Not long before lunchtime, restless with hedge clipping, Jamie joins Edmund for a clandestine drink and reprimands him for leaving his mother alone so long. When Mary enters, Jamie can tell with certainty that she has been unable to resist her need for drugs. Her excited and nervous ramblings lead first Edmund and then her husband, as he arrives inside for lunch, to the same sad conclusion. They all go into the dining room for lunch.

When they emerge from the dining room after the meal, Tyrone’s face shows weary resignation, Jamie’s cynicism, and Edmund’s illness. Mary is extremely nervous. The men prepare to go into town. Edmund has an appointment with Dr. Hardy (who has already informed Tyrone that Edmund has consumption and will need to go to a sanatorium). Mary insists that Edmund has only a cold, but after a brief respite upstairs, she becomes more remote, scolding and complaining, revealing her morphine addiction with each guilty speech. Edmund pleads with Mary to stop talking; she continues to deny her problem and Edmund’s illness.

The men escape into town, leaving Mary alone. While the housemaid, Cathleen, imbibes Tyrone’s liquor freely, Mary recalls her dreams of becoming a nun or a concert pianist and her first meeting with James Tyrone. Home again, Edmund and Tyrone respond differently to Mary’s reminiscences. While Tyrone seeks another bottle of whiskey, Edmund desperately attempts to communicate once again with his mother about his illness. She refuses to listen and angrily cries, “I hate you when you become gloomy and morbid.” Edmund retorts bitterly, “It’s pretty hard to take at times, having a dope fiend for a mother.” Discouraged, he leaves the house; Mary goes upstairs, and Tyrone alone remains for dinner.

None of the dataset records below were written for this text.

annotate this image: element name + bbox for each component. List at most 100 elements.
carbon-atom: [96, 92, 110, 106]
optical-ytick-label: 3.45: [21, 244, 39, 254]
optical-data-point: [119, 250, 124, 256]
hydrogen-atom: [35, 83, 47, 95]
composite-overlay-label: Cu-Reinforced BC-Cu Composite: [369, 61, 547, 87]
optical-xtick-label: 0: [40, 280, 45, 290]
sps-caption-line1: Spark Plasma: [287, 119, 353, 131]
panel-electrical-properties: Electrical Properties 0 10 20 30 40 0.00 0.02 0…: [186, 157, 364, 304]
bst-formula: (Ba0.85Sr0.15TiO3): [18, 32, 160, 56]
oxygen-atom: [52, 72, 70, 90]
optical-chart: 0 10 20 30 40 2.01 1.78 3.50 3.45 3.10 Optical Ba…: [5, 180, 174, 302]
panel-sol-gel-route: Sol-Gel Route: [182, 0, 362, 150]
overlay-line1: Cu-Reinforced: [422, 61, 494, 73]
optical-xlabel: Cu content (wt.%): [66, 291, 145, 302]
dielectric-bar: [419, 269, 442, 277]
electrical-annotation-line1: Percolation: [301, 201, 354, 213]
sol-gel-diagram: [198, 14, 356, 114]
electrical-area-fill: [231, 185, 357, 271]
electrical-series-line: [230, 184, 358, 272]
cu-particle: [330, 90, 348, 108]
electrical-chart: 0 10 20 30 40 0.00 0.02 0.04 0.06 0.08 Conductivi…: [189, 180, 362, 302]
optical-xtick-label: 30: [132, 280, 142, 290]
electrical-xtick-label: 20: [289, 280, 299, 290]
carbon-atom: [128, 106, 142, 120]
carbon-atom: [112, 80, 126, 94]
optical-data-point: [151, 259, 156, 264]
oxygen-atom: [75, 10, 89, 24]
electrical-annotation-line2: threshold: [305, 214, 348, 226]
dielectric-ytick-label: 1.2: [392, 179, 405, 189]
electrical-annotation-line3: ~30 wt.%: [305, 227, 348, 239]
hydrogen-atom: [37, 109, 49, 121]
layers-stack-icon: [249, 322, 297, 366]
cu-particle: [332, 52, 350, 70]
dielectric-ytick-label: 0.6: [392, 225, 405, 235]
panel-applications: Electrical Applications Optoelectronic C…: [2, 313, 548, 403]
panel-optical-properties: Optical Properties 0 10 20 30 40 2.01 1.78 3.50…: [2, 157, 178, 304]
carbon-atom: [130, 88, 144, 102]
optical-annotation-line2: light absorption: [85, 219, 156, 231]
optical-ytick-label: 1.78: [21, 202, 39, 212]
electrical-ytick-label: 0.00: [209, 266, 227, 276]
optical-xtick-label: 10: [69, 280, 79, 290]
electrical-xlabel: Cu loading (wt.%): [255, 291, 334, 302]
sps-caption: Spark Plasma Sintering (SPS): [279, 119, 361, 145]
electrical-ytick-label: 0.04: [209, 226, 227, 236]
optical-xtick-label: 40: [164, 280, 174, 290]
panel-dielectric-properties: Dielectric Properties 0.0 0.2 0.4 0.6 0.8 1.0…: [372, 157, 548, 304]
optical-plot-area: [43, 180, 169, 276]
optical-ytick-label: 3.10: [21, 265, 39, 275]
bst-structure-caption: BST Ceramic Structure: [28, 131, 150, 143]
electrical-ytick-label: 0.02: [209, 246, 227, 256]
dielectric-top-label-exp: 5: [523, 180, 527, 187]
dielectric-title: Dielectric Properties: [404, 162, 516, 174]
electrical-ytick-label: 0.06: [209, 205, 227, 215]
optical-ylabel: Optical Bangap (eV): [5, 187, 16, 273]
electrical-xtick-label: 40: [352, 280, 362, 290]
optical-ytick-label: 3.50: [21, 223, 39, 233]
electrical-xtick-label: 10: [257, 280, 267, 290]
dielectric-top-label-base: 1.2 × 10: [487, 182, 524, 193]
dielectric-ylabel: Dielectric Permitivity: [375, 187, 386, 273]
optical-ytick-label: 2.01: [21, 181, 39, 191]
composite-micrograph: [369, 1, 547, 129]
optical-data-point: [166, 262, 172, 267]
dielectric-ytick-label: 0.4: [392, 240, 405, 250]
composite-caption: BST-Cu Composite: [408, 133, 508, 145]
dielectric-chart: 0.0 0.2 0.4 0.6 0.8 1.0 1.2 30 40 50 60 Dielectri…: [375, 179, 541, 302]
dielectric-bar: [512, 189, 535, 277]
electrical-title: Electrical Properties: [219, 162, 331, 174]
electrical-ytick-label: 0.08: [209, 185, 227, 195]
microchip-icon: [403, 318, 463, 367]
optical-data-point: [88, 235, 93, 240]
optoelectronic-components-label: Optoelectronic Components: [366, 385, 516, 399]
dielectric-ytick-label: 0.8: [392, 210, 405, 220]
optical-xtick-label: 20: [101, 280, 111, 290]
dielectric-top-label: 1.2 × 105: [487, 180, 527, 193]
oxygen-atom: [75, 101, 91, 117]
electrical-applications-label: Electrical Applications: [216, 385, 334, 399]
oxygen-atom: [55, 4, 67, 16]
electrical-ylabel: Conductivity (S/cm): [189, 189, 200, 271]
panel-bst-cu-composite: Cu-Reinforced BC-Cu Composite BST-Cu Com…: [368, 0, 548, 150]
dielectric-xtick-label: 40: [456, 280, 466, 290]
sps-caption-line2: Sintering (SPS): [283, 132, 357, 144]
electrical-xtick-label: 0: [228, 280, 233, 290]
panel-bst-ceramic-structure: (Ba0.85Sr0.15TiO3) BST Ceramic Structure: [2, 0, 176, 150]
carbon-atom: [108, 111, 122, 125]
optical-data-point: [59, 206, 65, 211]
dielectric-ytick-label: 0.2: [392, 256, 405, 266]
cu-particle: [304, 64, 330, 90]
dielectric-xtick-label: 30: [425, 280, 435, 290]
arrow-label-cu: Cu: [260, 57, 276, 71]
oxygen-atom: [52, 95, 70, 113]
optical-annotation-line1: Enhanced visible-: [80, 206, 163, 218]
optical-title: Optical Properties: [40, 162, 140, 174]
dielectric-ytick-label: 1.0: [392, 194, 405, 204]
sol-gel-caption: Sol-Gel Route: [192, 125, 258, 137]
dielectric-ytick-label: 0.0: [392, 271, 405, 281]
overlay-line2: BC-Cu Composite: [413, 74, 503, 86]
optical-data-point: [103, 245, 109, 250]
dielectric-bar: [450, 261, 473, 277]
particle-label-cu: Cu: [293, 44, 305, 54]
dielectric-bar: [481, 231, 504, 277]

When Edmund returns from a walk on the beach, colliding with furniture in the darkened hall because Tyrone will not waste money on electricity, he and his father begin to argue about Tyrone’s miserliness and about Jamie’s profligacy. By midnight they are drunk. They drink deliberately, seeking oblivion, trying to avoid any mention of Mary upstairs or Edmund’s tuberculosis. They hear movements from the floor above that trigger comments about Mary’s condition, followed by accusations and recriminations, then a moment of affection until the accusations begin again. After Edmund labels his father “a stinking old miser” who plans to save money on medical treatment because he thinks that Edmund is going to die, Tyrone relates his life story: a childhood in dire poverty and the concern for money that has wasted his talent as an actor. In response, Edmund describes his love of the sea, where he feels a wild joy and where, he says, “there is meaning.” Jamie returns, more drunk than usual, and Tyrone, annoyed, leaves the room. Jamie then entertains his brother with the story of his adventure with the prostitute Fat Violet, until his cynical question “Where’s the hophead?” provokes a punch from Edmund and immediate remorse. Another moment of affection occurs before Jamie confesses his ambivalence toward Edmund and falls into a drunken stupor, rousing himself to fight only when Tyrone returns.

As a foghorn sounds in the background, Mary descends the stairs, dragging her wedding dress, a precious object from the past. Jamie sneers, “The Mad Scene. Enter Ophelia!” Tyrone and Edmund turn on him as Jamie breaks down in heartbroken sobs. Mary, completely detached, has regressed totally into the past, murmuring about something she has lost and cannot remember. Frozen with the pain of their family situation, the three men stare at her in misery.